How Kings, princes and lords and their monetary policy work much like a government. With lords passing on the complaints of farmers as inflations makes the cost of living much less tolerable. Where the prince, king or emepror has to make declarations for a certain good like grain (e.g. 1 solidus for 1 modii, 1 penny for 2lbs of bread) just to ease the injustice and abuse.
Also note how slow this processes is compared to modern times, unlike today where there is tracking of inflation and proactive measures in place. By the time corrective action comes by the emperor's decree much human suffering has occurred already. A hardworking freefamer would have become a serf, or his daughters sold off, his sons run-away to the cities. An entire village can be abandon, depending on how merciful or cruel its owners.
One lesson to take to the game table is that, when there is an event, inflation goes up. Depending on the kind of event: Low Yield Harvest, Bumper Crop, War, Famine, etc. In a bumper crop where farmer s and villages benefit from their greater supply of goods vs the actual "monetary cost" going for them. Farmers can accumilate coin in such an event. In war, famine, building projects and low yielding harvest, inflation goes up because goods become scarcer thus their prices goes up.

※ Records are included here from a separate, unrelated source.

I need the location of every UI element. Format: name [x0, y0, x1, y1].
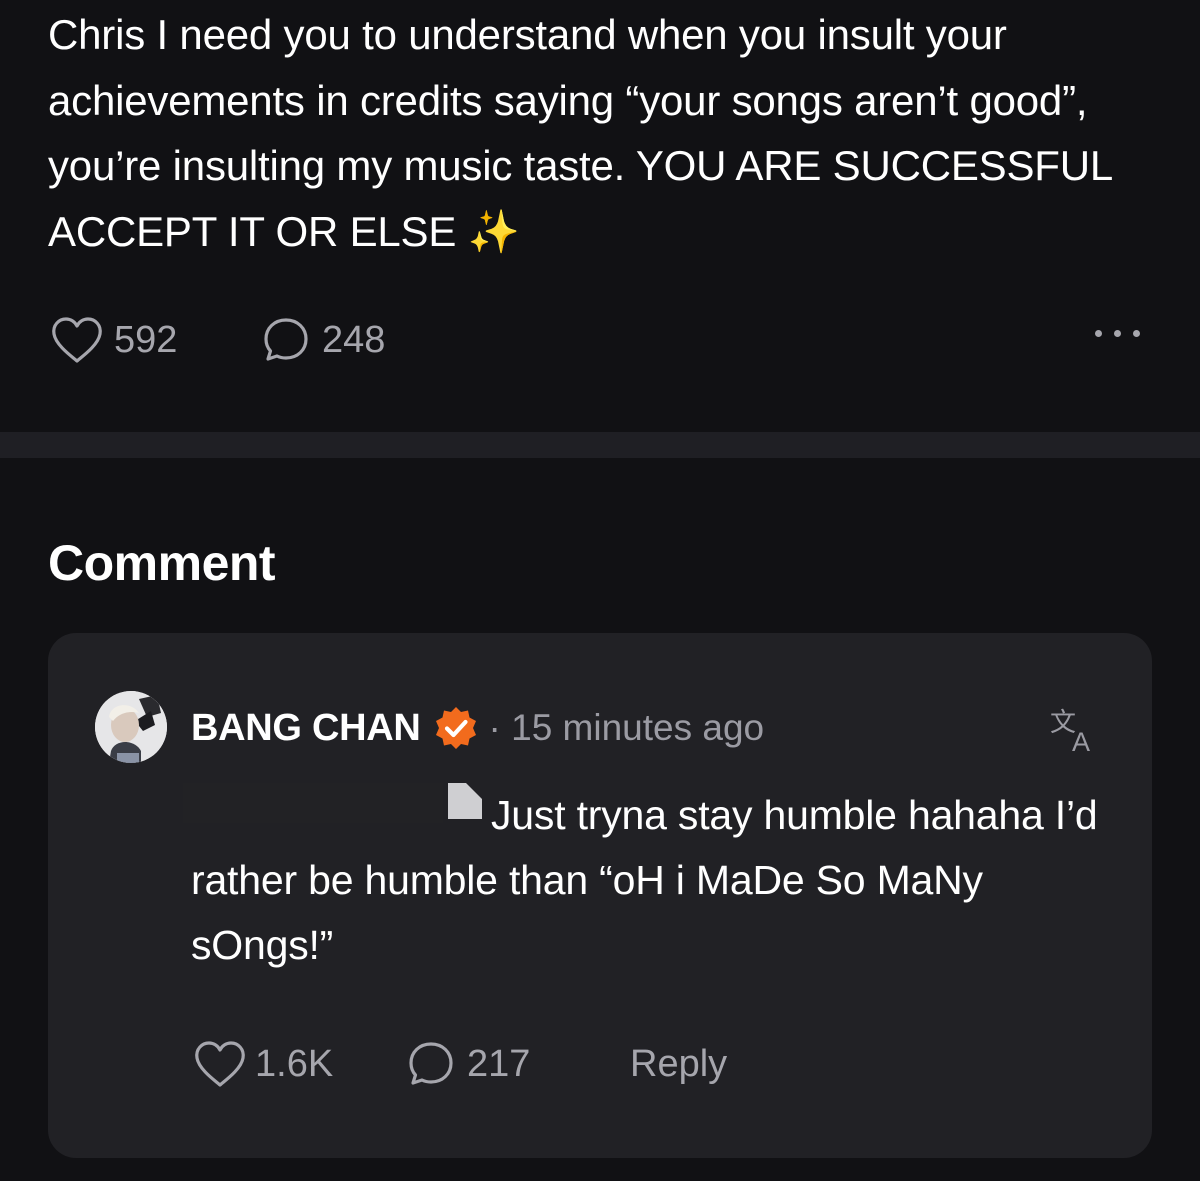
comment-bubble-icon: [409, 1042, 453, 1085]
comment-author-name[interactable]: BANG CHAN: [191, 707, 421, 750]
comment-author-row: BANG CHAN · 15 minutes ago: [191, 703, 764, 753]
post-comment-button[interactable]: 248: [262, 312, 385, 368]
post-like-button[interactable]: 592: [50, 312, 177, 368]
comment-section-title: Comment: [48, 535, 276, 591]
dot: [1095, 330, 1102, 337]
more-dots-icon[interactable]: [1095, 330, 1140, 337]
comment-card: BANG CHAN · 15 minutes ago 文 A Just tryn…: [48, 633, 1152, 1158]
comment-bubble-icon: [264, 318, 308, 361]
dot: [1114, 330, 1121, 337]
comment-body-text: Just tryna stay humble hahaha I’d rather…: [191, 792, 1098, 968]
avatar-image: [95, 691, 167, 763]
avatar[interactable]: [95, 691, 167, 763]
reply-button[interactable]: Reply: [630, 1036, 727, 1092]
comment-like-count: 1.6K: [255, 1042, 334, 1085]
comment-section: Comment BANG CHAN · 15 minutes ago 文 A J…: [0, 458, 1200, 1181]
post-like-count: 592: [114, 318, 178, 361]
comment-timestamp: · 15 minutes ago: [488, 707, 765, 748]
dot: [1133, 330, 1140, 337]
verified-badge-icon: [435, 707, 476, 749]
heart-icon: [195, 1041, 245, 1087]
post-body-text: Chris I need you to understand when you …: [48, 11, 1121, 255]
comment-replies-button[interactable]: 217: [407, 1036, 530, 1092]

When the largest and most powerful institution starts a lot of spending bringing about a larger supply of money, this raises the cost of goods but also raises the quality of life in the immediate vicinity. Suddenly there is money to spare. Soldiers paid begin having money to spend. In the heirarchy of needs, other needs start getting attention as well as other vices.
Inflation and Escalation is a standard in a world in flux because some where out there a good or commodity increases/decreases in supply. Going back to "golden age" levels of inflation doesn't happen without preventing necessary change. This change can be technology, climate, the titter of the scales of social justice, and ebb and flow of population.
Economics being taken forgranted.
In a previous discussion with my wife, one interesting thing about economics is how it is taken for-granted because it is so difficult to measure and predict. Even when studies prove that the economists are statistically wrong all the time (from her CFA book), these same critics still rely on the system they say is wrong. I think they have yet to isolate what is "wrong" and their definition of "wrong". Sometimes any actions/policy is good as it keeps us moving forward and not repeating what is bringing more harm.
The discussion was brought about by her CFA lectures that have many critical things to say about economics... but fails to provide any useful suggestions, recommendations or proposals. A rule of thumb with criticism, if the critic cannot imagine a solution or how to come to a solution then it ceases being constructive or a critical thinking exercise1
That rule of thumb is pretty useful in determining how well-meaning vs conscious or unconcscious malice in a criticism. That fact, that there is no useful forward moving suggestions makes me find such criticism useles. Its like complaining about something no-one else can prevent or stop, where there is no constructive-ness in the action like measring and assessing the situation, it's just a waste of time and not even worth note.
My opinion differs greatly because my historical appreciation is enhanced by gaming. The first example that point out how costs were arbitrary and economics helped fix a lot of things we take forgranted today was in a lecture about Levantine Empires2. On how slavery through debt was epidemic, successive civiliazations made many laws to prevent such from happening again and how those laws can be found in Islam. Same such problems happened in other cultures, where the costs of living these individuals thought they could pay was so flawed they ended up in perpetual servitude and slavery3.
Its easy to imagine a world without our conveniences when you role-play these worlds often or play them out in your head as a GM.
1The Art of Critical Decision Making by Micheal Roberto
2Empires before Alexander
3 Some forms of slavery is more sustainable for an individual when they can take advantage of the buffers and defenses of a larger and self sufficient household. Note that in modern concepts of social order, one can achieve the same buffers under a more liberated relationship among equals, in a community. But such social order requires a large amount of wisdom, philosophy, and awareness of individual rights.